For Swiss companies, it makes little difference if you’re a beacon of fitness or in need a heart transplant. A joint foundation overseen by government regulators redistributes high profits earned off healthy clients and divides them among companies with expensive, unhealthy ones.

“Switzerland is right in the middle between what the US has now and more state-driven systems like in Britain,” Gutzwiller said.

“We might not be as efficient as we could be but the basic lesson here is that you develop a system with regulatory framework and not just based on employment status.”

Tim Neville, swissinfo.ch

The average American supermarket has 42,000 different products, but most Americans have one health insurance company to choose from – the one their employer picks.

The average American family spends $17,000 a year on health insurance. Most families in the US have a yearly income of less than $73,000.

One of the most rapidly expanding groups of uninsured Americas makes more than $75,000 a year.

United States President Barack Obama has instructed Congress to come up with proposals on how to overhaul the struggling system in the US, where premiums have grown three times as fast as wages since 2000.

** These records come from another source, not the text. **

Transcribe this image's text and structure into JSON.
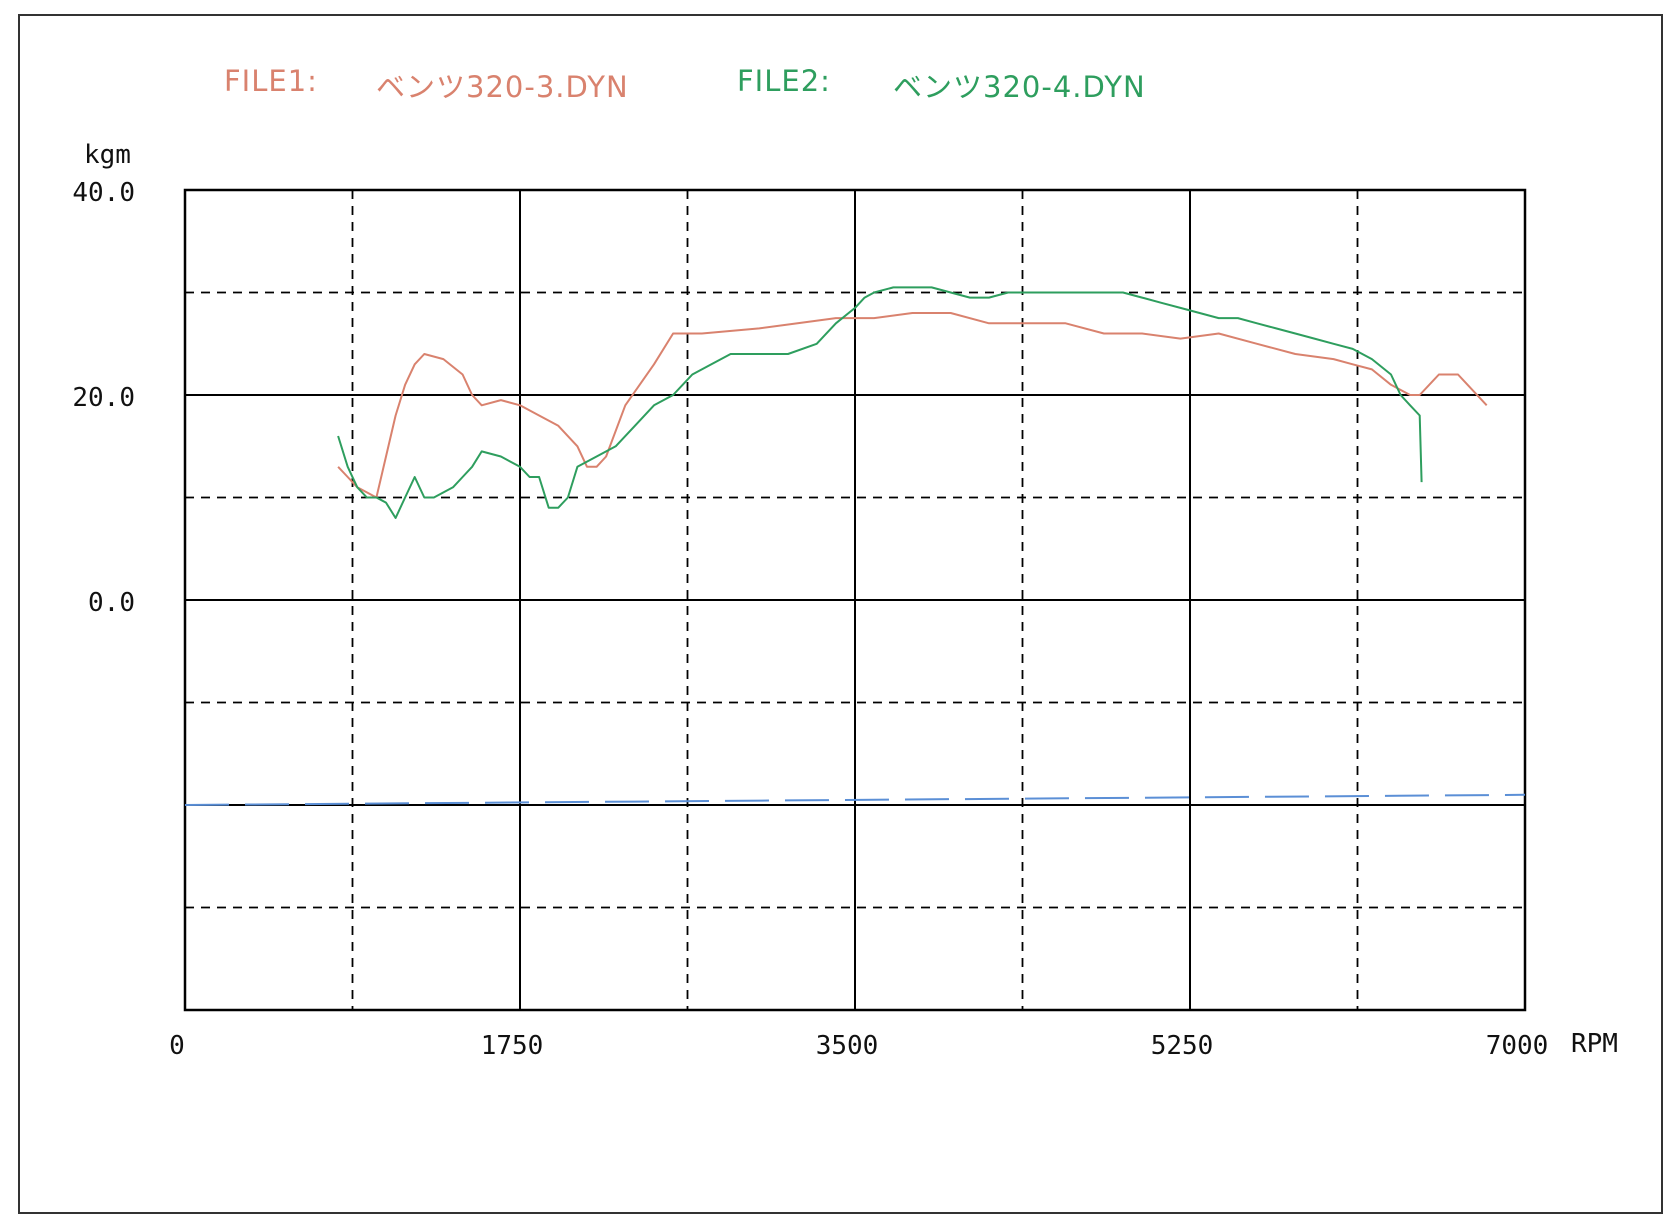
{
  "legend": [
    {
      "label": "FILE1:",
      "file": "ベンツ320-3.DYN",
      "color": "#d9826e"
    },
    {
      "label": "FILE2:",
      "file": "ベンツ320-4.DYN",
      "color": "#2e9e5e"
    }
  ],
  "chart_data": {
    "type": "line",
    "ylabel": "kgm",
    "xlabel": "RPM",
    "xlim": [
      0,
      7000
    ],
    "ylim": [
      -40,
      40
    ],
    "x_ticks": [
      "0",
      "1750",
      "3500",
      "5250",
      "7000"
    ],
    "y_ticks": [
      "40.0",
      "20.0",
      "0.0"
    ],
    "grid": true,
    "legend_position": "top",
    "series": [
      {
        "name": "ベンツ320-3.DYN",
        "color": "#d9826e",
        "points": [
          [
            800,
            13
          ],
          [
            850,
            12
          ],
          [
            900,
            11
          ],
          [
            1000,
            10
          ],
          [
            1050,
            14
          ],
          [
            1100,
            18
          ],
          [
            1150,
            21
          ],
          [
            1200,
            23
          ],
          [
            1250,
            24
          ],
          [
            1350,
            23.5
          ],
          [
            1450,
            22
          ],
          [
            1500,
            20
          ],
          [
            1550,
            19
          ],
          [
            1650,
            19.5
          ],
          [
            1750,
            19
          ],
          [
            1850,
            18
          ],
          [
            1950,
            17
          ],
          [
            2050,
            15
          ],
          [
            2100,
            13
          ],
          [
            2150,
            13
          ],
          [
            2200,
            14
          ],
          [
            2300,
            19
          ],
          [
            2450,
            23
          ],
          [
            2550,
            26
          ],
          [
            2700,
            26
          ],
          [
            3000,
            26.5
          ],
          [
            3200,
            27
          ],
          [
            3400,
            27.5
          ],
          [
            3600,
            27.5
          ],
          [
            3800,
            28
          ],
          [
            4000,
            28
          ],
          [
            4200,
            27
          ],
          [
            4400,
            27
          ],
          [
            4600,
            27
          ],
          [
            4800,
            26
          ],
          [
            5000,
            26
          ],
          [
            5200,
            25.5
          ],
          [
            5400,
            26
          ],
          [
            5600,
            25
          ],
          [
            5800,
            24
          ],
          [
            6000,
            23.5
          ],
          [
            6100,
            23
          ],
          [
            6200,
            22.5
          ],
          [
            6300,
            21
          ],
          [
            6400,
            20
          ],
          [
            6450,
            20
          ],
          [
            6550,
            22
          ],
          [
            6650,
            22
          ],
          [
            6700,
            21
          ],
          [
            6750,
            20
          ],
          [
            6800,
            19
          ]
        ]
      },
      {
        "name": "ベンツ320-4.DYN",
        "color": "#2e9e5e",
        "points": [
          [
            800,
            16
          ],
          [
            850,
            13
          ],
          [
            900,
            11
          ],
          [
            950,
            10
          ],
          [
            1000,
            10
          ],
          [
            1050,
            9.5
          ],
          [
            1100,
            8
          ],
          [
            1150,
            10
          ],
          [
            1200,
            12
          ],
          [
            1250,
            10
          ],
          [
            1300,
            10
          ],
          [
            1400,
            11
          ],
          [
            1450,
            12
          ],
          [
            1500,
            13
          ],
          [
            1550,
            14.5
          ],
          [
            1650,
            14
          ],
          [
            1750,
            13
          ],
          [
            1800,
            12
          ],
          [
            1850,
            12
          ],
          [
            1900,
            9
          ],
          [
            1950,
            9
          ],
          [
            2000,
            10
          ],
          [
            2050,
            13
          ],
          [
            2150,
            14
          ],
          [
            2250,
            15
          ],
          [
            2350,
            17
          ],
          [
            2450,
            19
          ],
          [
            2550,
            20
          ],
          [
            2650,
            22
          ],
          [
            2750,
            23
          ],
          [
            2850,
            24
          ],
          [
            3000,
            24
          ],
          [
            3150,
            24
          ],
          [
            3300,
            25
          ],
          [
            3400,
            27
          ],
          [
            3500,
            28.5
          ],
          [
            3550,
            29.5
          ],
          [
            3600,
            30
          ],
          [
            3700,
            30.5
          ],
          [
            3800,
            30.5
          ],
          [
            3900,
            30.5
          ],
          [
            4000,
            30
          ],
          [
            4100,
            29.5
          ],
          [
            4200,
            29.5
          ],
          [
            4300,
            30
          ],
          [
            4400,
            30
          ],
          [
            4500,
            30
          ],
          [
            4600,
            30
          ],
          [
            4700,
            30
          ],
          [
            4800,
            30
          ],
          [
            4900,
            30
          ],
          [
            5000,
            29.5
          ],
          [
            5100,
            29
          ],
          [
            5200,
            28.5
          ],
          [
            5300,
            28
          ],
          [
            5400,
            27.5
          ],
          [
            5500,
            27.5
          ],
          [
            5600,
            27
          ],
          [
            5700,
            26.5
          ],
          [
            5800,
            26
          ],
          [
            5900,
            25.5
          ],
          [
            6000,
            25
          ],
          [
            6100,
            24.5
          ],
          [
            6200,
            23.5
          ],
          [
            6300,
            22
          ],
          [
            6350,
            20
          ],
          [
            6400,
            19
          ],
          [
            6450,
            18
          ],
          [
            6460,
            11.5
          ]
        ]
      },
      {
        "name": "",
        "color": "#5b8fd6",
        "dashed": true,
        "points": [
          [
            0,
            -20
          ],
          [
            7000,
            -19
          ]
        ]
      }
    ]
  }
}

Medical costs are the number one reason for personal bankruptcy in the US. Benefits have decreased for many as costs have climbed. Since 2000 premiums have almost doubled.

At the current rate, health care costs will consume more than 20 per cent of the US gross domestic product by 2018. That is more than the entire economic output of France.

US officials have been interested in visiting Switzerland to study its health care system for many years now.

“Foreign delegations are interested above all in questions about cost control,” said Sabina Helfer, a spokeswoman from the Federal Health Office in Bern.

According to the European Observatory on Health Care Systems, formalised health insurance began in Switzerland as early as 1899, but the system, based on Germany’s, was rejected at the poll.

A new proposal passed by referendum in 1911. To qualify for federal money, “health funds” had to provide a set list of benefits and allow consumers to change plans. Cantons could decide whether to make insurance compulsory. Many funds collapsed after miscalculating demand.

Partial reforms came in 1958, followed in 1964 with measures that bolstered federal subsidies. Rates continued to increase and in 1987 legislators introduced reforms to control costs. The measure failed.

On March 18, 1994, the Swiss voted in favour of more reforms that contained costs. Another round of reforms will go into effect in 2012 that are designed to make hospitals more dynamic by restructuring subsidies and requiring providers to publish quality indicators.